À Bâle, début avril, Julien Epaillard et Donatello d’Auge ont écrit l’histoire. Le Normand et son Selle Français Originel sont devenus le deuxième couple français à se hisser au sommet d’une finale de la Coupe du monde de saut d’obstacles. Une réussite qui n’aurait pas été possible sans une femme : Susana García Cereceda Epaillard. Diplômée de l’Université de Madrid en sciences politiques et sociologie, l’Espagnole, épouse du numéro quatorze mondiale depuis vingt ans, est très attachée à la Normandie, où elle a établi le haras de la Bosquetterie, dans un lieu acquis en 1999. C’est elle qui a fait naître l'exceptionnel Donatello d’Auge, fils de Jarnac et Tequila d’Auge, par Hello Pierville, son cheval de cœur. Trois jours après un tour d’honneur inoubliable, Susana García Cereceda Epaillard revient sur cette réussite avant tout collective, l’itinéraire de son Selle Français Originel ainsi que ses rêves et souhaits pour l’avenir.

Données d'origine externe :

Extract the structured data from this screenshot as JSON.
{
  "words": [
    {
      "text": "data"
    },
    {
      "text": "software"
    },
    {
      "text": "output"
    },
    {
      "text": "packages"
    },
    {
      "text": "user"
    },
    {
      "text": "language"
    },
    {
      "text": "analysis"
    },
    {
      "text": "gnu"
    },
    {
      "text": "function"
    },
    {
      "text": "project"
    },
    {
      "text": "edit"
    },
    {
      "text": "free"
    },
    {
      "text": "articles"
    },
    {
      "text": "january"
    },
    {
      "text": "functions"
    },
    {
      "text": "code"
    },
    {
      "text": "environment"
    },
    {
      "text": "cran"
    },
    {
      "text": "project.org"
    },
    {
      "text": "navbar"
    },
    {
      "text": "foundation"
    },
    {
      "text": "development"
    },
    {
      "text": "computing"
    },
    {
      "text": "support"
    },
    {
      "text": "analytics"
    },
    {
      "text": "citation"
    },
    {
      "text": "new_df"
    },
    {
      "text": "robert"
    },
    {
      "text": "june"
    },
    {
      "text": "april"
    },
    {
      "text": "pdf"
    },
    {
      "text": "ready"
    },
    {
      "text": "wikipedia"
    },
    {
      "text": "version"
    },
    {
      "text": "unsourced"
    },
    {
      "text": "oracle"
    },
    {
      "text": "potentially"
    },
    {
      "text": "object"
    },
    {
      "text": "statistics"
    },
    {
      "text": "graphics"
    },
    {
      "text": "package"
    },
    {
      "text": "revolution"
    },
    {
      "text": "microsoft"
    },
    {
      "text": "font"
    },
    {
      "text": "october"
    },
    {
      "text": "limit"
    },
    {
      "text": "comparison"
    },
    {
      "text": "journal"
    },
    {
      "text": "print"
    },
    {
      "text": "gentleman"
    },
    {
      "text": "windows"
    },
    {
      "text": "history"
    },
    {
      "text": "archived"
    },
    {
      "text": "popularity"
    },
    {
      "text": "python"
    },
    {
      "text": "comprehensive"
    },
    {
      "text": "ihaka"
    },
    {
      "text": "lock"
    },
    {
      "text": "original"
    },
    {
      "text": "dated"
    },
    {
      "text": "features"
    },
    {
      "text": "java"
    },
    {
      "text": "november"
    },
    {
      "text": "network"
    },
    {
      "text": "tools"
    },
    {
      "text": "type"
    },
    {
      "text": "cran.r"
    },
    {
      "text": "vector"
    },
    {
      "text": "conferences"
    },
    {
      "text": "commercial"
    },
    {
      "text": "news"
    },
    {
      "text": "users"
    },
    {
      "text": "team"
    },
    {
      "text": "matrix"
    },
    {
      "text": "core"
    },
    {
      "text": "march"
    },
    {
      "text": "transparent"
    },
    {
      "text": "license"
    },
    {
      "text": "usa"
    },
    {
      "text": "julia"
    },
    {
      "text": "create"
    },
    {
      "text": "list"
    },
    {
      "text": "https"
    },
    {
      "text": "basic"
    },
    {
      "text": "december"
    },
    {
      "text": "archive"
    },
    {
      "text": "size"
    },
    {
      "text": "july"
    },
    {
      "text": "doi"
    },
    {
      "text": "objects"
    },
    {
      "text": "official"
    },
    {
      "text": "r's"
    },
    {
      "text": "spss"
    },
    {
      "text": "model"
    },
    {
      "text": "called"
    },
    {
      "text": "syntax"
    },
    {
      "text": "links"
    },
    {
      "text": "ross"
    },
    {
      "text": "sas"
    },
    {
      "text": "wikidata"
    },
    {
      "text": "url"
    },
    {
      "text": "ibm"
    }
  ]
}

Dimanche 6 avril, Donatello d’Auge (Jarnac x Hello Pierville), que vous avez élevé, a remporté la finale de la Coupe du monde Longines de saut d’obstacles de Bâle, sous la selle de Julien Epaillard, votre époux. Que représente ce succès pour vous ?
Nous avons rêvé de cette victoire, et notre rêve s’est réalisé ! On ne peut pas être plus heureux ! C’est la réussite de toute une équipe. En élevage, la route est longue et beaucoup de choses peuvent arriver. Beaucoup de personnes ont contribué à ce moment, de celles qui s’occupent des poulains à leur naissance, à celles qui prennent soin des chevaux de sport. Je suis très, très fière, et heureuse pour le collectif qui nous entoure, mon mari et moi. La plupart des membres de notre équipe sont à nos côtés depuis des années. Nous avons vécu cela comme une famille. Créer des équipes aussi soudées n’est pas facile ! Caroline (Belouet, ndlr), la groom de Julien, est extraordinaire. Elle fait partie des personnes fabuleuses que l’on a eu la chance de rencontrer et qui restent à nos côtés. Le caractère de Julien participe aussi à cela, de même que notre système avec les chevaux. Nous essayons de les préserver et ne pas trop leur en demander, trop tôt. Nous n’avons pas la pression de devoir vendre nos chevaux, ce qui est un avantage. Lorsqu’il y a un impératif commercial, les chevaux doivent faire leurs preuves et performer beaucoup plus rapidement. Nous avons eu la chance de ne pas avoir à exiger quoi que ce soit de Donatello lorsqu’il était jeune. Il arrive à pleine maturité, après avoir été préservé dans sa jeunesse. C’est une vraie chance. Il est actuellement au paddock (entretien réalisé mercredi 9 avril, ndlr) et il va profiter d’une bonne semaine dehors ! Et il est fier de lui ! Il est très malin, très intelligent, et ce depuis toujours. Julien est aussi plein de maturité. En tant que cavalier, il a tout maîtrisé lors de cette finale. Il aime à dire qu’il a fait son travail, mais il y a beaucoup de personnes qui ne font pas leur travail aussi bien que lui ! Il a donné tout le confort nécessaire à Donatello, mentalement et sentimentalement. C’était un week-end extraordinaire. Remporter un tel événement n’est pas la même chose que gagner un Grand Prix un dimanche ! Avoir pu vivre des émotions comme celle-ci est formidable.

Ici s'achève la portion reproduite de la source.